Le 1er septembre marquera un moment clé pour la politique sénégalaise, alors que le chef du gouvernement doit présenter sa Déclaration de politique générale devant les députés. Cette échéance intervient juste après la déclaration d’irrecevabilité d’une proposition de loi visant à encadrer les fonds spéciaux. La question de l’éventualité d’une motion de censure plane, bien que son impact politique semble limité. Les prochains mois promettent d’être riches en stratégies politiques diverses, et sur ce terrain complexe, Ousmane Sonko semble bénéficier d’un avantage certain, soutenu par l’attention constante des citoyens.
Les fonds spéciaux : une victoire controversée pour le gouvernement
Le dynamisme des relations entre l’exécutif et le législatif au Sénégal, souvent arbitré par le Conseil constitutionnel, continue de captiver l’attention. Récemment, la décision n°7/C/2026 des « Sept Sages » a jugé irrecevable la proposition de loi concernant l’encadrement des crédits spéciaux. Cette issue était largement anticipée. Plusieurs experts avaient déjà souligné publiquement les raisons d’un tel rejet, une position également défendue par le chef du gouvernement, arguant que cette initiative législative empiétait sur le domaine réglementaire, prérogative exclusive de l’exécutif.

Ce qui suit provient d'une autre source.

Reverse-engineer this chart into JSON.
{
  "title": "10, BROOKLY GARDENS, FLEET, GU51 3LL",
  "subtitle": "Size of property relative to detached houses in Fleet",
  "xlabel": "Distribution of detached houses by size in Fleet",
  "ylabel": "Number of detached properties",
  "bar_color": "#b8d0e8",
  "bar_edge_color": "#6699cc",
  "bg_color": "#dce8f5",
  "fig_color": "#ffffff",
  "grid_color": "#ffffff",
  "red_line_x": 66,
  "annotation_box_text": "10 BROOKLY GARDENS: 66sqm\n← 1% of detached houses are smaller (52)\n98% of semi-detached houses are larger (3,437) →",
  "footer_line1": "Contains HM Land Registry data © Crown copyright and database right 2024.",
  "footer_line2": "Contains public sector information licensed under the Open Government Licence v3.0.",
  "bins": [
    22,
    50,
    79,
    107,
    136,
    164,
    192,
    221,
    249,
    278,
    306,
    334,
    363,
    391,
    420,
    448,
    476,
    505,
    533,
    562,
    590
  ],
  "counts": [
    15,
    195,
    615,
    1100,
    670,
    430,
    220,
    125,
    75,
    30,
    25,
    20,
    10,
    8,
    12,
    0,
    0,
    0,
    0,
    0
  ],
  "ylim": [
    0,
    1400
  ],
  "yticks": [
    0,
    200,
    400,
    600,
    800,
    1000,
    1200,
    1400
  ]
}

L’avis du Conseil constitutionnel a, en substance, corroboré cette interprétation. Au-delà des considérations purement juridiques, qui promettent de se prolonger, l’enjeu majeur réside désormais dans l’arène politique. C’est là que les acteurs principaux marqueront des points décisifs, et l’on observe qu’Ousmane Sonko conserve une position forte, bénéficiant d’une grande visibilité et du soutien populaire.
Le président Bassirou Diomaye Faye et son camp enregistrent une nouvelle victoire avec la décision n°7/C/2026 du Conseil constitutionnel, qui a rejeté la proposition de loi de Guy Marius Sagna relative au régime des fonds spéciaux. Cependant, cette victoire s’apparente à un succès à la Pyrrhus. Le mouvement Pastef a rapidement transformé ce revers juridique en un avantage politique, publiant un communiqué dénonçant ce qu’il perçoit comme un manquement aux engagements initiaux. Cette situation met en lumière la complexité de l’actualité politique au Sénégal.